Wednesday, July 15, 2009

Falling in Love


















A triumvirate, a holy trinity of truly juicy apricots surprised me on the street: such smoothness, such freshness to be sitting upon a container for the rotten and forgotten. I imagined picking one up, my fingers instinctively searching for a sore or bruise—but there were none. The grove of fragile white hairs circumnavigated, uninterrupted, around the face of the fruit.

I felt warm liquid flow inside of my cheeks. This saliva of anticipation is not the same viscous bubbly spit used to swallow a pill. This is clear. This is the unique warmth that prepares my mouth, my entire body, for something juicy and sweet...and extraordinary.

In my mind, I touched the apricot to my open mouth. The gentle fur teased the grooves on my lips. My front teeth searched for the natural crevasse between the two hemispheres of the fruit.

I pierced the skin.

The engorged orange-pink flesh leaked nectar and pulp into my lips. My tongue and teeth worked to skin the mound of pure apricot flesh from its peel. I swallowed the pieces. My throat made the sound like I was gulping water. My throat moved more smoothly than when it is swallowing jell-o.

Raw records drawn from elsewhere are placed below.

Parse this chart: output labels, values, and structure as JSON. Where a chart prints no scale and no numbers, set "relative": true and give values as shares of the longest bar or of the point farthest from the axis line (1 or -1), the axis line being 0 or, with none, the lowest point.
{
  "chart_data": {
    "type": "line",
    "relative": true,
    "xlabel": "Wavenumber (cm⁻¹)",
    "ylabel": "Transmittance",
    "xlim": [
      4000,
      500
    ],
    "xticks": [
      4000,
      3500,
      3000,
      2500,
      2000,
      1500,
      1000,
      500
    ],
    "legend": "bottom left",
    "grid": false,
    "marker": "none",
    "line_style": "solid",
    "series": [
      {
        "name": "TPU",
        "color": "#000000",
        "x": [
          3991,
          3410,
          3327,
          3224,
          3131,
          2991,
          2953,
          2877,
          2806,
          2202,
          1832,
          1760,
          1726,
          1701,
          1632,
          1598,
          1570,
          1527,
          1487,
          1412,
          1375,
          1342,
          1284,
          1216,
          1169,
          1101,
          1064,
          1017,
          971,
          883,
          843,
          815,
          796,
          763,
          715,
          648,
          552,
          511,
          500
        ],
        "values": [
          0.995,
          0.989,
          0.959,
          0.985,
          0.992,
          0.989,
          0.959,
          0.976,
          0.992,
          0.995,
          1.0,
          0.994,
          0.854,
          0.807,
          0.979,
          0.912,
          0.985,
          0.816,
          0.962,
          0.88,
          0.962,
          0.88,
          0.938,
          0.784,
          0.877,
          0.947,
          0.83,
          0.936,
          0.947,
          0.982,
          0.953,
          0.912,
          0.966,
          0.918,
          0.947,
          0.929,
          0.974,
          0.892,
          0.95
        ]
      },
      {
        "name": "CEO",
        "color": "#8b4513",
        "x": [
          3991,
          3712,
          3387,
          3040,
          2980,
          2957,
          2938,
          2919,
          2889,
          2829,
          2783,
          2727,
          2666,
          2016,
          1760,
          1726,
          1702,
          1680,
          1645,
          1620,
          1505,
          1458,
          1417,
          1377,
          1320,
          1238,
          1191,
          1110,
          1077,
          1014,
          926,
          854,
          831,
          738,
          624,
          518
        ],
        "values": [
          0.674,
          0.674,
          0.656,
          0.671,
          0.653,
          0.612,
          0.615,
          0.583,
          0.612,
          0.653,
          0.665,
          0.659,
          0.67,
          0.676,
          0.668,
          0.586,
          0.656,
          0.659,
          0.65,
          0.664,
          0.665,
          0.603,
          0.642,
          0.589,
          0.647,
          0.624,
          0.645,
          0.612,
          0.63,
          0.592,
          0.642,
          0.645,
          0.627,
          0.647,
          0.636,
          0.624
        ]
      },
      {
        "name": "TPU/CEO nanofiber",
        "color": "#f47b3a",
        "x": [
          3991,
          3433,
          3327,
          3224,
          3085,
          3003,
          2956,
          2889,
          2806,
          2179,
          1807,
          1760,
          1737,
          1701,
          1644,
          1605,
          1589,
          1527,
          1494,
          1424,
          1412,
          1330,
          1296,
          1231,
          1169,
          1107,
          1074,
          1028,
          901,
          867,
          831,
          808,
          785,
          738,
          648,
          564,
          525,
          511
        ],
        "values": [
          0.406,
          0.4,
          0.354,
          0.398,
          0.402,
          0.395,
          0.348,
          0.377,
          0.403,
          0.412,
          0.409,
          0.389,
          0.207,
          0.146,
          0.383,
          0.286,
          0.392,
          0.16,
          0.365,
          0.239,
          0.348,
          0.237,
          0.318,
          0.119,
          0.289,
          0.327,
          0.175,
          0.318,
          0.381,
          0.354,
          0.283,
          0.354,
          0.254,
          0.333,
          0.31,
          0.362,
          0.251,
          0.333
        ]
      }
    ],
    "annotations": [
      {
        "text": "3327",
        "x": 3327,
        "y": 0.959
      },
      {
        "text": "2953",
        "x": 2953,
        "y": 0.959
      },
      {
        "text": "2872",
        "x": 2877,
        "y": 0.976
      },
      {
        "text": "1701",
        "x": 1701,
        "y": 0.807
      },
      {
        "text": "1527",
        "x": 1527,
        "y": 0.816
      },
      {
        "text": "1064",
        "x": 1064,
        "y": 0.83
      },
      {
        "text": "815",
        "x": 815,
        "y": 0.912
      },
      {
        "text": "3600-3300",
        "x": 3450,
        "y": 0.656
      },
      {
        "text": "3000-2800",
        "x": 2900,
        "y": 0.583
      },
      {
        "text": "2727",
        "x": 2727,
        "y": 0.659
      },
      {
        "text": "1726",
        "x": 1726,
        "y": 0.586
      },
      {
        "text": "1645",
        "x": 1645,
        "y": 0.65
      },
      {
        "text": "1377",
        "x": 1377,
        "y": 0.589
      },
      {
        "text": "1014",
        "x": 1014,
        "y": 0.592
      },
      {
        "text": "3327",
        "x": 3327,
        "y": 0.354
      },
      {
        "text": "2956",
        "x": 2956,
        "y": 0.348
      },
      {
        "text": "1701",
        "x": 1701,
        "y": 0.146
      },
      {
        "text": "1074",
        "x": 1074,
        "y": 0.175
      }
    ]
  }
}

I examined the hole my teeth left behind. The blood of the apricot osmotically clotted its wound, like water filling a hole dug in shoreline sand. I sipped the excess juice from the divot and cherished the sound and the flavor. I loved it.

But I awoke to the smell of the trash. Garbage is composed of seemingly random parts, but the smell is always predictable. Maybe there is a waxy-paper wrapper with scalene triangles of melted cheese. Perhaps there is a clear, plastic cup with half a shot of melted ice at the bottom. And maybe, just maybe, there is some rotting fruit: delectable flesh decaying from its state of perfection.

The perfect summer apricot, waiting for me on the street, stays perfect only in anticipation. And with that, I penitently smiled, leaving the trio intact.